Ainsi le cycle de vie de la donnée peut être décomposée en plusieurs phases. Les données se voient attribuer des durées de conservation en ce qui concerne les finalités principales pour lesquelles ont les collectes mais il sera également possible ou obligatoire de reporter le moment de leur suppression selon la situation qui se présente et dans laquelle se trouve le responsable du traitement. Après avoir vu combien de temps conserver les données nous verrons comment ces données doivent être conservées selon la base dans laquelle elle se trouve ainsi que les procédés d’anonymisation les plus courants et ce qu’ils recouvrent.
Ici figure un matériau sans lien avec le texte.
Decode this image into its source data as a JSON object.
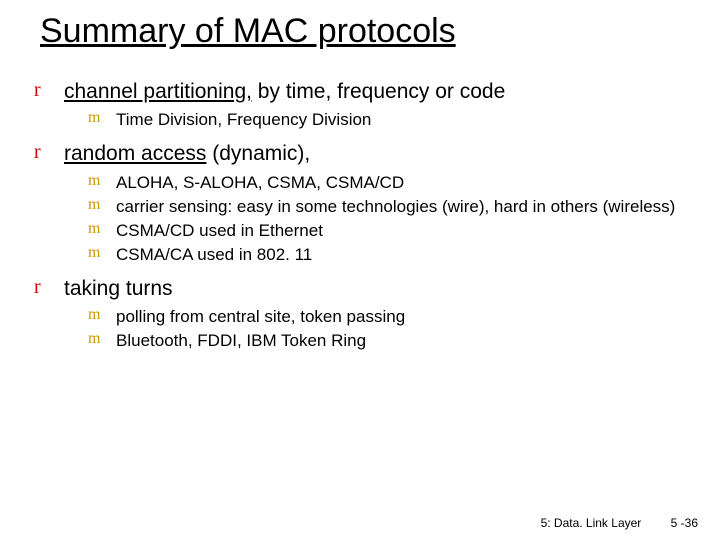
{
  "title": "Summary of MAC protocols",
  "r_marker_color": "#cc0000",
  "m_marker_color": "#cc9900",
  "text_color": "#000000",
  "background_color": "#ffffff",
  "bullets": [
    {
      "html": "<span style=\"text-decoration:underline\">channel partitioning,</span> by time, frequency or code",
      "sub": [
        "Time Division, Frequency Division"
      ]
    },
    {
      "html": "<span style=\"text-decoration:underline\">random access</span> (dynamic),",
      "sub": [
        "ALOHA, S-ALOHA, CSMA, CSMA/CD",
        "carrier sensing: easy in some technologies (wire), hard in others (wireless)",
        "CSMA/CD used in Ethernet",
        "CSMA/CA used in 802. 11"
      ]
    },
    {
      "html": "taking turns",
      "sub": [
        "polling from central site, token passing",
        "Bluetooth, FDDI, IBM Token Ring"
      ]
    }
  ],
  "footer_left": "5: Data. Link Layer",
  "footer_right": "5 -36"
}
Retrouvez le second article sur anonymiser et conserver les données ou encore la formation RGPD obligatoire
Florian Godde
Télécharger notre Fiche Pratique « Determination des durées de conservation modalités de stockage et suppressions des données » pour vous aider à y voir plus clair et avoir les bonnes méthodes pour agir.
[1], [2] [3] Article 5.e du Règlement (UE) 2016/679 relatif à la protection des personnes physiques à l’égard du traitement des données à caractère personnel et à la libre circulation de ces données (RGPD).
[4] Article 6.4 du Règlement (UE) 2016/679 relatif à la protection des personnes physiques à l’égard du traitement des données à caractère personnel et à la libre circulation de ces données (RGPD).
[5] Article 40-1 II de Loi n° 78-17 du 6 janvier 1978 relative à l’informatique, aux fichiers et aux libertés.
[6] Article L34-1 V du Code des postes et télécommunications électroniques.
[7] Article L34-1 V du Code des postes et télécommunications électroniques.
[8] Délibération n°88-52 du 10 mai 1988 portant adoption d’une recommandation sur la compatibilité entre les lois n° 78-17 du 6 janvier 1978 relative à l’informatique, aux fichiers et aux libertés, et n° 79-18 du 3 janvier 1979 sur les archives.
[9] Délibération n°2005-213 du 11 octobre 2005 portant adoption d’une recommandation concernant les modalités d’archivage électronique, dans le secteur privé, de données à caractère personnel.
[10] Article L133-27 du Code monétaire et financier.
[11] Article L211-1 et suivants du Code du patrimoine.
[12] Considérant 26 du Règlement (UE) 2016/679 relatif à la protection des personnes physiques à l’égard du traitement des données à caractère personnel et à la libre circulation de ces données (RGPD).
[13] Avis 05/2014 sur les techniques d’anonymisation du Groupe de travail Article 29 sur la protection des données.